The ASK_HOLMES_TEST_TYPE environment variable controls how messages are built in ask_holmes tests:

cli (default): Uses build_initial_ask_messages like the CLI ask() command. This mode:
Simulates the CLI interface behavior
Does not support conversation history tests (will skip them)
Includes runbook loading and system prompts as done in the CLI
server: Uses build_chat_messages with ChatRequest for server-style flow. This mode:
Simulates the API/server interface behavior
Supports conversation history tests
Uses the ChatRequest model for message building

# Test with CLI-style message building (default)
RUN_LIVE=true poetry run pytest -k "test_name"

# Test with server-style message building
RUN_LIVE=true ASK_HOLMES_TEST_TYPE=server poetry run pytest -k "test_name"

Advanced Usage¶

Parallel Execution¶

Speed up test runs with parallel workers:

# Run with 10 parallel workers
RUN_LIVE=true ITERATIONS=10 poetry run pytest tests/llm/ -n 10

Debugging Failed Tests¶

When tests fail, use these techniques to investigate:

# 1. Verbose output to see details
RUN_LIVE=true pytest -vv -s tests/llm/test_ask_holmes.py -k "failing_test"
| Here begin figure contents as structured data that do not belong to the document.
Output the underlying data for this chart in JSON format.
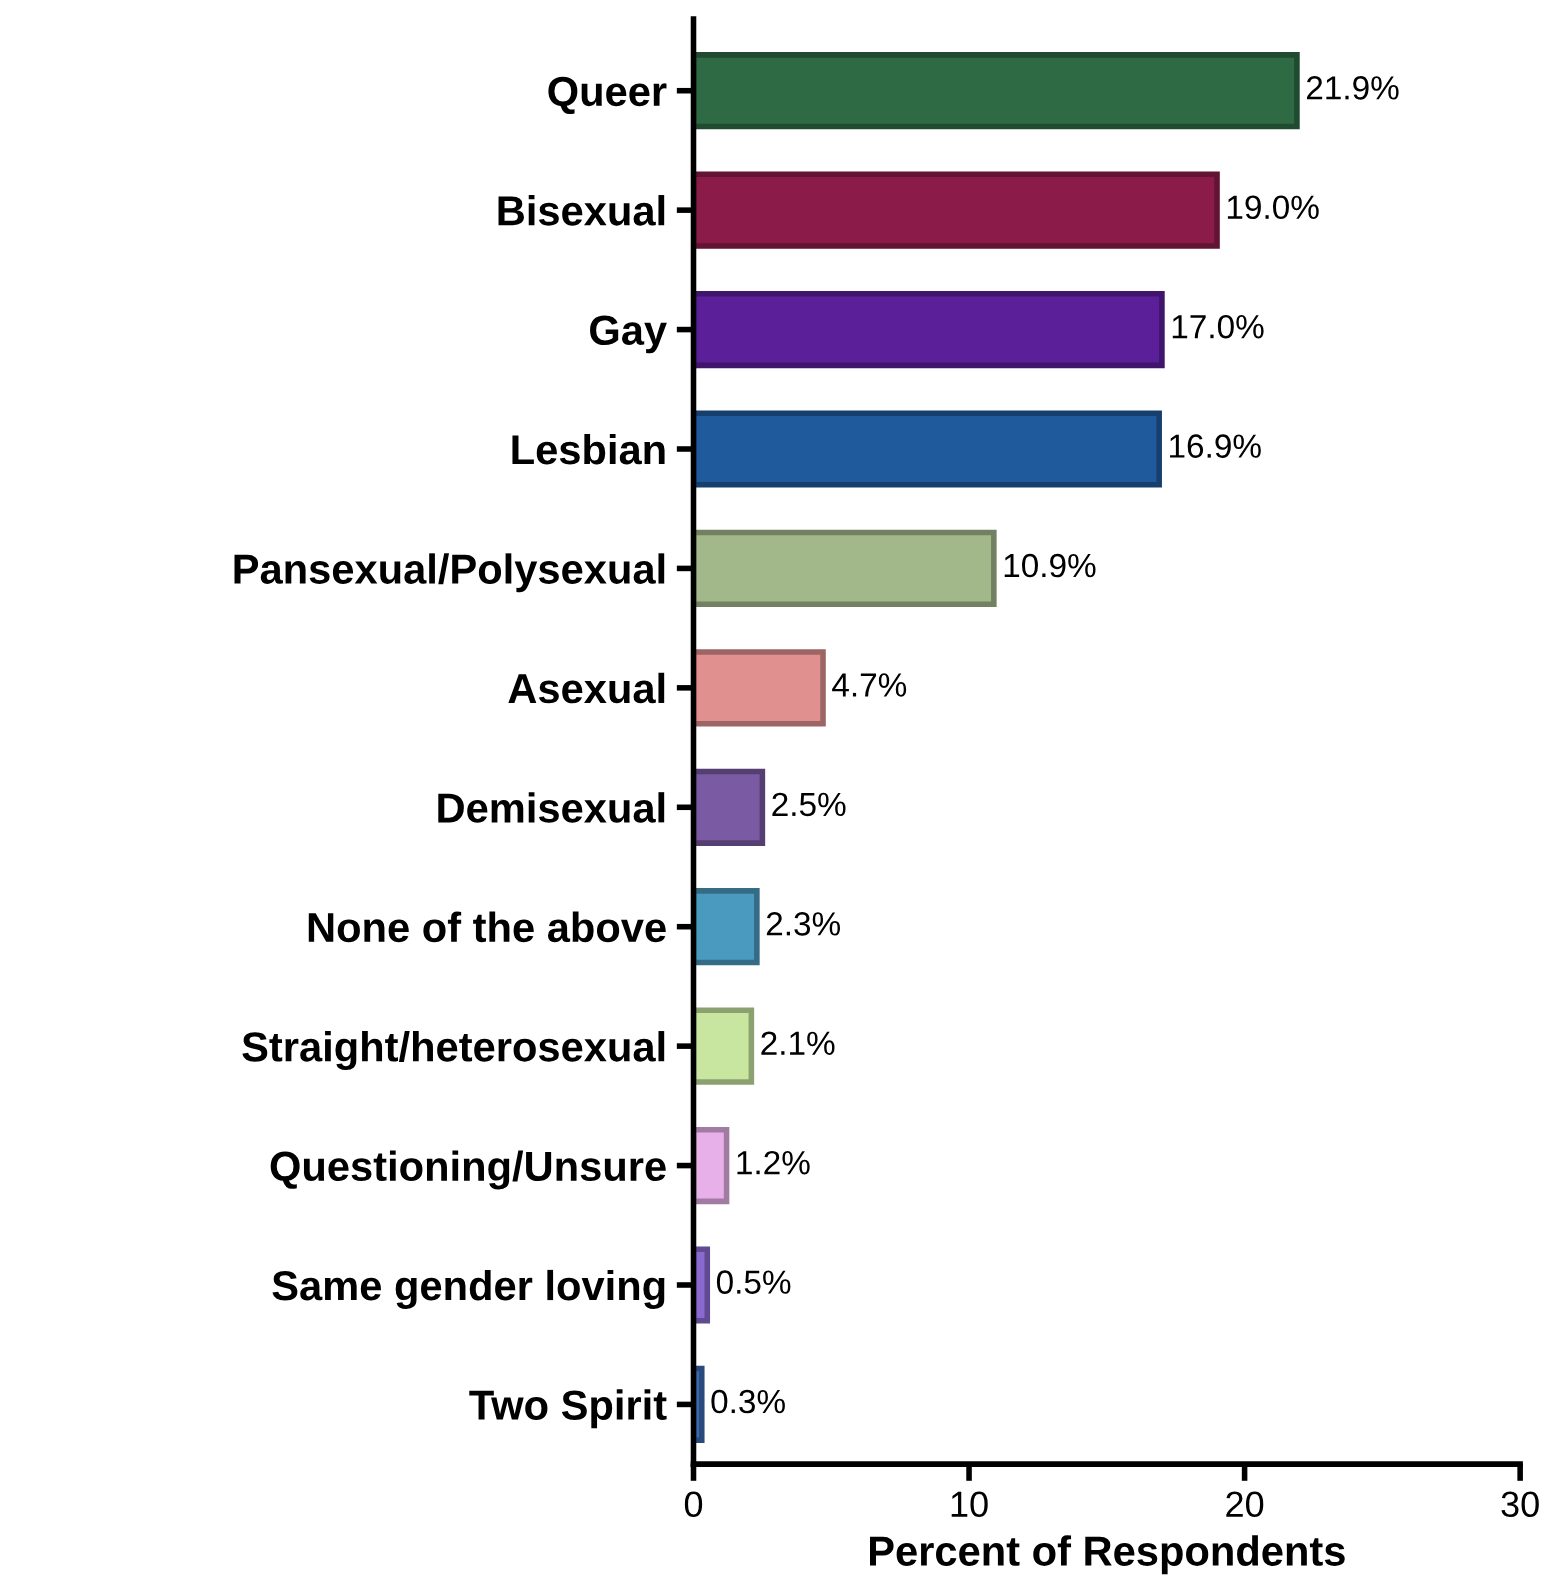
{
  "chart_data": {
    "type": "bar",
    "orientation": "horizontal",
    "xlabel": "Percent of Respondents",
    "categories": [
      "Queer",
      "Bisexual",
      "Gay",
      "Lesbian",
      "Pansexual/Polysexual",
      "Asexual",
      "Demisexual",
      "None of the above",
      "Straight/heterosexual",
      "Questioning/Unsure",
      "Same gender loving",
      "Two Spirit"
    ],
    "values": [
      21.9,
      19.0,
      17.0,
      16.9,
      10.9,
      4.7,
      2.5,
      2.3,
      2.1,
      1.2,
      0.5,
      0.3
    ],
    "value_labels": [
      "21.9%",
      "19.0%",
      "17.0%",
      "16.9%",
      "10.9%",
      "4.7%",
      "2.5%",
      "2.3%",
      "2.1%",
      "1.2%",
      "0.5%",
      "0.3%"
    ],
    "colors": [
      "#2e6b45",
      "#8b1c4a",
      "#5b1f9a",
      "#1f5a9c",
      "#a3b88a",
      "#e0908e",
      "#7a5aa3",
      "#4a9ac0",
      "#c8e6a0",
      "#e8b0e8",
      "#8a6ad0",
      "#3a6ab0"
    ],
    "xlim": [
      0,
      30
    ],
    "xticks": [
      0,
      10,
      20,
      30
    ],
    "grid": false,
    "legend": false
  }
}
# 2. Keep resources after test for inspection
RUN_LIVE=true pytest -k "test" --skip-cleanup

# 3. Iterate quickly without setup/cleanup
RUN_LIVE=true pytest -k "test" --skip-setup --skip-cleanup

# 4. Clean up when done debugging
RUN_LIVE=true pytest -k "test" --skip-setup

Model Comparison Workflow¶

Track performance across different models:

# 1. Baseline with GPT-4
RUN_LIVE=true ITERATIONS=10 EXPERIMENT_ID=baseline_gpt4o MODEL=gpt-4o pytest -n 10 tests/llm/

# 2. Compare with Claude
RUN_LIVE=true ITERATIONS=10 EXPERIMENT_ID=claude35 MODEL=anthropic/claude-3-5-sonnet CLASSIFIER_MODEL=gpt-4o pytest -n 10 tests/llm/

# 3. Results will be tracked if both BRAINTRUST_API_KEY and BRAINTRUST_ORG are set
export BRAINTRUST_API_KEY=your-key
export BRAINTRUST_ORG=your-org

Test Markers¶

Filter tests by functionality:

# Regression tests (should always pass)
RUN_LIVE=true ITERATIONS=10 poetry run pytest -m "llm and easy"

# Challenging tests
RUN_LIVE=true ITERATIONS=10 poetry run pytest -m "llm and medium"

# Tests involving logs
RUN_LIVE=true poetry run pytest -m "llm and logs"

See pyproject.toml for all available markers.